MIAMI — Latin America is one of the most perilous regions in the world for human rights defenders, according to a report released Wednesday by Freedom House, a nonprofit based in Washington.
Latin America accounted for more than three-quarters of all murders of human rights defenders around the world in 2020.
“Being a journalist, being a women's rights defender, or being a human rights defender in Latin America is very dangerous,” said Gerardo Berthin, vice president of international programs at Freedom House.
The report is the first by Freedom House that focuses exclusively on human rights defenders and civil society organizations that promote rights and freedoms. Human rights defenders include community leaders and artists, some of them Indigenous leaders, who are seeking to advance social justice and human rights.
It found these defenders are working in increasingly hostile environments, facing intimidation, harassment, physical attacks, and legislation that criminalizes their work.
Governments have used the pandemic as an excuse to use authoritarian measures, including limiting movement as well as freedoms of assembly and expression, according to the report.
'Human rights defenders in exile'
Unprecedented levels of migration have taken place in recent years because of political turmoil and worsening human rights situations. The report looked at the cases of Venezuelan activists who fled to Colombia as well as Nicaraguan activists who went to Costa Rica to continue their work.
An estimated 5.6 million people have left Venezuela in recent years, the largest migration in recent Latin American history. Nearly 2 million have settled in Colombia.
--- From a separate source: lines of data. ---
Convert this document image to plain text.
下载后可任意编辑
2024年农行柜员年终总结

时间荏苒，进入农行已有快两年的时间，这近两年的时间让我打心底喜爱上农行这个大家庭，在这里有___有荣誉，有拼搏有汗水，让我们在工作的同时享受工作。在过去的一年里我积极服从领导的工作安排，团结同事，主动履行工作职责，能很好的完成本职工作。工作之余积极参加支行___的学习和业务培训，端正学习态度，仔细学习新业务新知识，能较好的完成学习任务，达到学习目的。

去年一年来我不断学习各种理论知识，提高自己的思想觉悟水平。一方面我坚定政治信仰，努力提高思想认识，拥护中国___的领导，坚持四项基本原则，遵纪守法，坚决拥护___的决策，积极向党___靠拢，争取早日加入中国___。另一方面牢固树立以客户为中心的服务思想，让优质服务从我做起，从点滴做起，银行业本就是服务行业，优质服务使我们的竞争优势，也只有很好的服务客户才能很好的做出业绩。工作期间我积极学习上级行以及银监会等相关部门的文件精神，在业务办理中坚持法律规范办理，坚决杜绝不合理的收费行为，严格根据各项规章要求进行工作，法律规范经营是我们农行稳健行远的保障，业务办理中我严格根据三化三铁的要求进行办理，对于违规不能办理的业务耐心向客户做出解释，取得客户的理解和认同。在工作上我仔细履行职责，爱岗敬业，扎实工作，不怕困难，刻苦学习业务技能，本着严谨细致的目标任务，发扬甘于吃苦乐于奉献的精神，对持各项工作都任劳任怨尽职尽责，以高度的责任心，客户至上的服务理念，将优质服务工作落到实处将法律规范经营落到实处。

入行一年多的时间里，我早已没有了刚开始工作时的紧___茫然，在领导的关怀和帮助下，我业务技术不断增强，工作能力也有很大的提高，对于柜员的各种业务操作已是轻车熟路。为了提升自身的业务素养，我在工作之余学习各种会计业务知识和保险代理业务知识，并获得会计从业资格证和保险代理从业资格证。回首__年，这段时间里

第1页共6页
In the case of Nicaraguans, tens of thousands fled to neighboring Costa Rica after the crackdown on protesters in 2018 as well as the arrests of opposition leaders ahead of the 2021 elections.
“A new phenomenon has emerged, which is human rights defenders in exile,” said Berthin. “And this is what you see in the two case studies of the Venezuelan human rights defenders moving to Colombia and Nicaraguan human rights defenders moving into Costa Rica.”
“Even though some of these exiles cross the border into Colombia and Costa Rica — safer places — you still have the chance of potential transnational repression coming from the authoritarian regimes in their home countries,” said Berthin.
The report found that while there are growing efforts to protect human rights defenders in Latin America, they generally don’t receive support like emergency funds, medical assistance or legal advice.
There are currently some shelters like the Shelter City Initiative in Costa Rica that helps them.
“One of our key proposals in this report is to make sure, not only that we expand these shelters ... but also that the human rights defenders receive the necessary services and help that they need when they arrive,” said Berthin.